Li Qing (not her real name), 20, a university student in Beijing, underwent an ovum "donation" operation in early 2010.

After physical examination, she was injected with medicine that speeds up the formation of ova, she said. "One needle per day for 8 consecutive days." She didn't feel any different except aches in her arms after each injection.

After that she had to undergo an operation to retrive the ova. It did not involve cutting. A tube was inserted into her vagina before an ovum was taken out and frozen immediately. Li said she felt uncomfortable during the operation; but after a few days she recovered. She got "nutrition fees" before the operation.

"I do not feel regret,"she said, but she said she would never let her friends or relatives know about it.

The ovum was fertilized with sperm outside her body through medical techniques before it was put into a female client or surrogate, said an anonymous staff member of the agency. "This is forbidden in regular hospitals and so it is often done in private or foreign hospitals," he added.

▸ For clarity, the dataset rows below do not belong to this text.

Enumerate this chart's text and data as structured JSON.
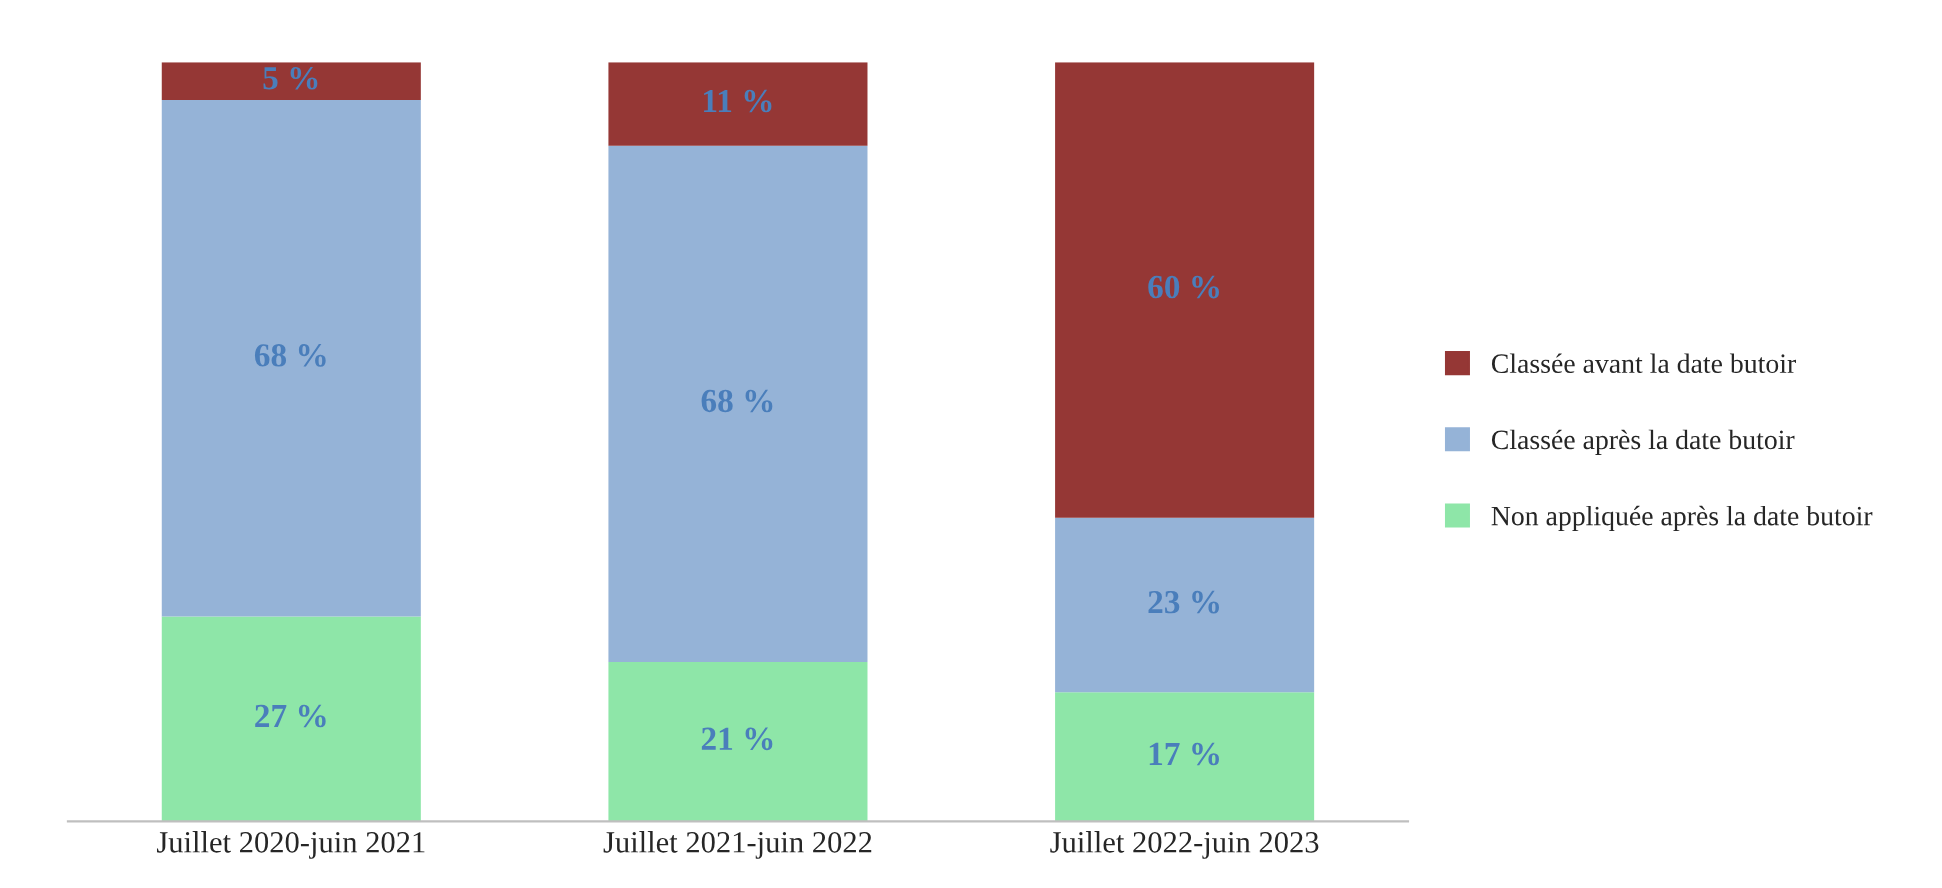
{
  "chart_data": {
    "type": "bar",
    "stacked": true,
    "categories": [
      "Juillet 2020-juin 2021",
      "Juillet 2021-juin 2022",
      "Juillet 2022-juin 2023"
    ],
    "series": [
      {
        "name": "Non appliquée après la date butoir",
        "color": "#8ee6a8",
        "values": [
          27,
          21,
          17
        ],
        "value_labels": [
          "27 %",
          "21 %",
          "17 %"
        ]
      },
      {
        "name": "Classée après la date butoir",
        "color": "#95b3d7",
        "values": [
          68,
          68,
          23
        ],
        "value_labels": [
          "68 %",
          "68 %",
          "23 %"
        ]
      },
      {
        "name": "Classée avant la date butoir",
        "color": "#953735",
        "values": [
          5,
          11,
          60
        ],
        "value_labels": [
          "5 %",
          "11 %",
          "60 %"
        ]
      }
    ],
    "ylim": [
      0,
      100
    ],
    "tick_labels": "x",
    "legend": "right",
    "grid": false
  }
}
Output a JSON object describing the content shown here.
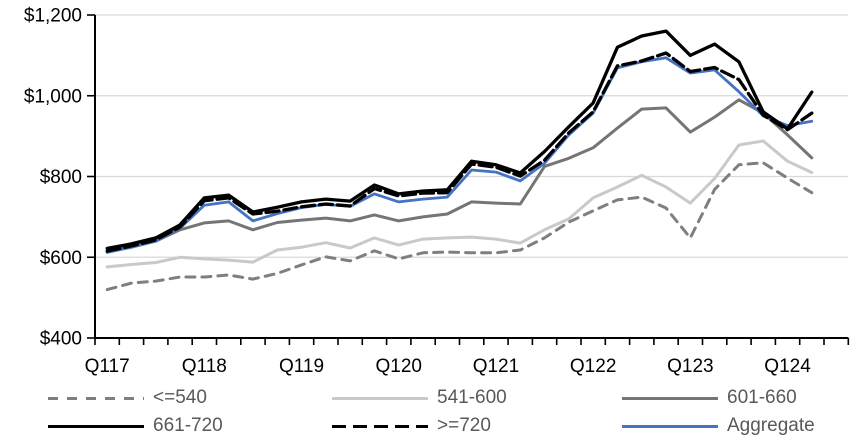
{
  "chart_data": {
    "type": "line",
    "title": "",
    "xlabel": "",
    "ylabel": "",
    "ylim": [
      400,
      1200
    ],
    "yticks": [
      400,
      600,
      800,
      1000,
      1200
    ],
    "ytick_labels": [
      "$400",
      "$600",
      "$800",
      "$1,000",
      "$1,200"
    ],
    "x_axis_shown_labels": [
      "Q117",
      "Q118",
      "Q119",
      "Q120",
      "Q121",
      "Q122",
      "Q123",
      "Q124"
    ],
    "categories": [
      "Q117",
      "Q217",
      "Q317",
      "Q417",
      "Q118",
      "Q218",
      "Q318",
      "Q418",
      "Q119",
      "Q219",
      "Q319",
      "Q419",
      "Q120",
      "Q220",
      "Q320",
      "Q420",
      "Q121",
      "Q221",
      "Q321",
      "Q421",
      "Q122",
      "Q222",
      "Q322",
      "Q422",
      "Q123",
      "Q223",
      "Q323",
      "Q423",
      "Q124",
      "Q224"
    ],
    "grid": "horizontal",
    "legend_position": "bottom",
    "axis_color": "#000000",
    "gridline_color": "#D9D9D9",
    "legend_text_color": "#595959",
    "series": [
      {
        "name": "<=540",
        "color": "#7F7F7F",
        "dash": "9 7",
        "width": 3,
        "values": [
          520,
          536,
          541,
          551,
          551,
          556,
          546,
          560,
          581,
          601,
          591,
          616,
          596,
          611,
          613,
          611,
          611,
          618,
          648,
          687,
          715,
          742,
          749,
          722,
          648,
          768,
          829,
          834,
          796,
          760
        ]
      },
      {
        "name": "541-600",
        "color": "#C9C9C9",
        "dash": "",
        "width": 3,
        "values": [
          576,
          582,
          587,
          600,
          596,
          593,
          588,
          618,
          625,
          636,
          623,
          648,
          630,
          645,
          648,
          650,
          645,
          635,
          668,
          695,
          747,
          774,
          803,
          774,
          734,
          795,
          878,
          888,
          838,
          810
        ]
      },
      {
        "name": "601-660",
        "color": "#757575",
        "dash": "",
        "width": 3,
        "values": [
          615,
          625,
          640,
          668,
          685,
          690,
          668,
          686,
          692,
          697,
          690,
          705,
          690,
          700,
          707,
          737,
          734,
          732,
          825,
          845,
          871,
          920,
          967,
          970,
          910,
          947,
          990,
          957,
          903,
          846
        ]
      },
      {
        "name": "661-720",
        "color": "#000000",
        "dash": "",
        "width": 3.3,
        "values": [
          622,
          633,
          648,
          680,
          747,
          754,
          712,
          724,
          737,
          744,
          739,
          779,
          757,
          764,
          767,
          838,
          829,
          809,
          862,
          923,
          982,
          1120,
          1148,
          1160,
          1100,
          1128,
          1084,
          960,
          918,
          1009
        ]
      },
      {
        "name": ">=720",
        "color": "#000000",
        "dash": "13 5",
        "width": 3.3,
        "values": [
          615,
          628,
          643,
          675,
          740,
          747,
          707,
          714,
          725,
          732,
          727,
          770,
          752,
          759,
          760,
          831,
          823,
          801,
          840,
          908,
          960,
          1074,
          1086,
          1106,
          1060,
          1070,
          1040,
          952,
          916,
          957
        ]
      },
      {
        "name": "Aggregate",
        "color": "#4472C4",
        "dash": "",
        "width": 2.8,
        "values": [
          612,
          625,
          640,
          672,
          729,
          737,
          690,
          708,
          723,
          731,
          726,
          757,
          737,
          744,
          749,
          816,
          811,
          789,
          833,
          903,
          957,
          1069,
          1084,
          1094,
          1056,
          1064,
          1010,
          950,
          926,
          937
        ]
      }
    ]
  }
}
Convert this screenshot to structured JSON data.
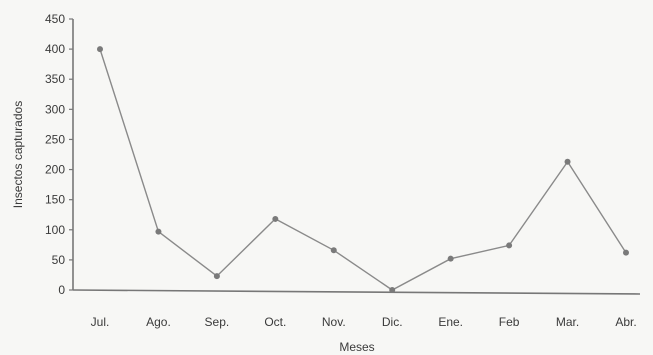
{
  "chart_data": {
    "type": "line",
    "title": "",
    "xlabel": "Meses",
    "ylabel": "Insectos capturados",
    "categories": [
      "Jul.",
      "Ago.",
      "Sep.",
      "Oct.",
      "Nov.",
      "Dic.",
      "Ene.",
      "Feb",
      "Mar.",
      "Abr."
    ],
    "series": [
      {
        "values": [
          400,
          97,
          23,
          118,
          66,
          0,
          52,
          74,
          213,
          62
        ]
      }
    ],
    "ylim": [
      0,
      450
    ],
    "yticks": [
      0,
      50,
      100,
      150,
      200,
      250,
      300,
      350,
      400,
      450
    ],
    "grid": false,
    "legend": "none",
    "colors": {
      "line": "#8a8a8a",
      "marker": "#7a7a7a",
      "axis": "#777777",
      "background": "#f7f7f5"
    }
  }
}
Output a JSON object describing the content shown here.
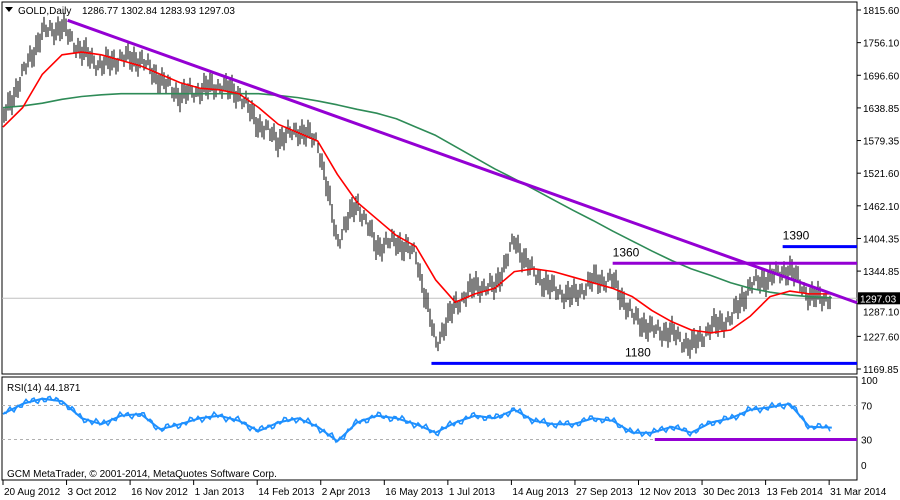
{
  "header": {
    "symbol": "GOLD,Daily",
    "ohlc": "1286.77 1302.84 1283.93 1297.03",
    "menu_icon": "triangle-down-icon"
  },
  "rsi_header": "RSI(14) 44.1871",
  "copyright": "GCM MetaTrader, © 2001-2014, MetaQuotes Software Corp.",
  "colors": {
    "bars": "#000000",
    "ma_fast": "#ff0000",
    "ma_slow": "#2e8b57",
    "trendline": "#9400d3",
    "support": "#0000ff",
    "rsi": "#1e90ff",
    "last_price_bg": "#000000"
  },
  "chart_data": [
    {
      "type": "bar",
      "title": "GOLD,Daily",
      "ylim": [
        1169.85,
        1815.6
      ],
      "y_ticks": [
        "1815.60",
        "1756.10",
        "1696.60",
        "1638.85",
        "1579.35",
        "1521.60",
        "1462.10",
        "1404.35",
        "1344.85",
        "1287.10",
        "1227.60",
        "1169.85"
      ],
      "x_ticks": [
        "20 Aug 2012",
        "3 Oct 2012",
        "16 Nov 2012",
        "1 Jan 2013",
        "14 Feb 2013",
        "2 Apr 2013",
        "16 May 2013",
        "1 Jul 2013",
        "14 Aug 2013",
        "27 Sep 2013",
        "12 Nov 2013",
        "30 Dec 2013",
        "13 Feb 2014",
        "31 Mar 2014"
      ],
      "last_price": "1297.03",
      "dates": [
        "2012-08-20",
        "2012-09-03",
        "2012-09-17",
        "2012-10-01",
        "2012-10-15",
        "2012-10-29",
        "2012-11-12",
        "2012-11-26",
        "2012-12-10",
        "2012-12-24",
        "2013-01-07",
        "2013-01-21",
        "2013-02-04",
        "2013-02-18",
        "2013-03-04",
        "2013-03-18",
        "2013-04-01",
        "2013-04-15",
        "2013-04-29",
        "2013-05-13",
        "2013-05-27",
        "2013-06-10",
        "2013-06-24",
        "2013-07-08",
        "2013-07-22",
        "2013-08-05",
        "2013-08-19",
        "2013-09-02",
        "2013-09-16",
        "2013-09-30",
        "2013-10-14",
        "2013-10-28",
        "2013-11-11",
        "2013-11-25",
        "2013-12-09",
        "2013-12-23",
        "2014-01-06",
        "2014-01-20",
        "2014-02-03",
        "2014-02-17",
        "2014-03-03",
        "2014-03-17",
        "2014-04-02"
      ],
      "series": [
        {
          "name": "GOLD",
          "kind": "price",
          "values": [
            1620,
            1700,
            1775,
            1785,
            1740,
            1715,
            1730,
            1726,
            1690,
            1662,
            1672,
            1680,
            1665,
            1610,
            1582,
            1600,
            1580,
            1400,
            1470,
            1390,
            1400,
            1375,
            1215,
            1285,
            1320,
            1315,
            1400,
            1340,
            1312,
            1300,
            1330,
            1330,
            1265,
            1240,
            1235,
            1210,
            1245,
            1260,
            1320,
            1335,
            1350,
            1300,
            1297
          ]
        },
        {
          "kind": "ma_fast",
          "values": [
            1605,
            1640,
            1700,
            1735,
            1740,
            1735,
            1725,
            1715,
            1700,
            1685,
            1675,
            1672,
            1665,
            1640,
            1610,
            1595,
            1580,
            1520,
            1470,
            1440,
            1410,
            1390,
            1330,
            1290,
            1305,
            1315,
            1345,
            1350,
            1345,
            1335,
            1325,
            1315,
            1300,
            1275,
            1255,
            1240,
            1235,
            1240,
            1265,
            1300,
            1310,
            1305,
            1305
          ]
        },
        {
          "kind": "ma_slow",
          "values": [
            1640,
            1643,
            1648,
            1655,
            1660,
            1663,
            1665,
            1665,
            1665,
            1665,
            1665,
            1665,
            1665,
            1665,
            1662,
            1658,
            1652,
            1645,
            1637,
            1630,
            1620,
            1605,
            1590,
            1570,
            1550,
            1530,
            1512,
            1493,
            1474,
            1455,
            1437,
            1418,
            1400,
            1382,
            1365,
            1350,
            1338,
            1325,
            1315,
            1308,
            1303,
            1300,
            1298
          ]
        }
      ],
      "annotations": [
        {
          "kind": "trendline",
          "from": [
            "2012-10-05",
            1797
          ],
          "to": [
            "2014-04-20",
            1289
          ]
        },
        {
          "kind": "level",
          "label": "1390",
          "price": 1390,
          "from": "2014-02-26",
          "color": "support"
        },
        {
          "kind": "level",
          "label": "1360",
          "price": 1360,
          "from": "2013-10-28",
          "color": "trendline"
        },
        {
          "kind": "level",
          "label": "1180",
          "price": 1180,
          "from": "2013-06-21",
          "color": "support"
        }
      ]
    },
    {
      "type": "line",
      "title": "RSI(14) 44.1871",
      "ylim": [
        0,
        100
      ],
      "y_ticks": [
        "100",
        "70",
        "30",
        "0"
      ],
      "levels": [
        70,
        30
      ],
      "series": [
        {
          "kind": "rsi",
          "values": [
            60,
            72,
            78,
            75,
            55,
            48,
            58,
            60,
            42,
            48,
            55,
            58,
            52,
            40,
            50,
            55,
            45,
            28,
            50,
            58,
            55,
            48,
            38,
            50,
            58,
            55,
            65,
            52,
            48,
            48,
            55,
            52,
            38,
            38,
            45,
            38,
            50,
            55,
            65,
            68,
            72,
            45,
            44
          ]
        }
      ],
      "annotations": [
        {
          "kind": "level",
          "price": 30,
          "from": "2013-11-27",
          "color": "trendline"
        }
      ]
    }
  ]
}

A document from an agency shows that ovum providers usually get 40,000 ($6,293) to 80,000 yuan, hospitals 10,000 yuan and the agency 8,000 yuan.

But ovum providers actually get 5,000 yuan according to an investigation carried out by the Beijing News reporter.

The ovum removal operation is the same as that of a test tube baby and may trigger some complications or even death in the worst case, said Xue Qing, a doctor at Peking University Obstetrics and Gynecology Hospital.

Ten percent of women suffer from infertility in China and most of them can be cured; therefore there's very little need of ovum donation, she said. Peking University First Hospital tried to build an ovum bank in 2004 but it was later closed because of a scarcity of ovum donors and immature technology, Xue explained.

Ovum donation is much more complicated than sperm donation and so is the preservation of ova. The key problem though is that very few will act as donors. "Many women just can't accept it," she said.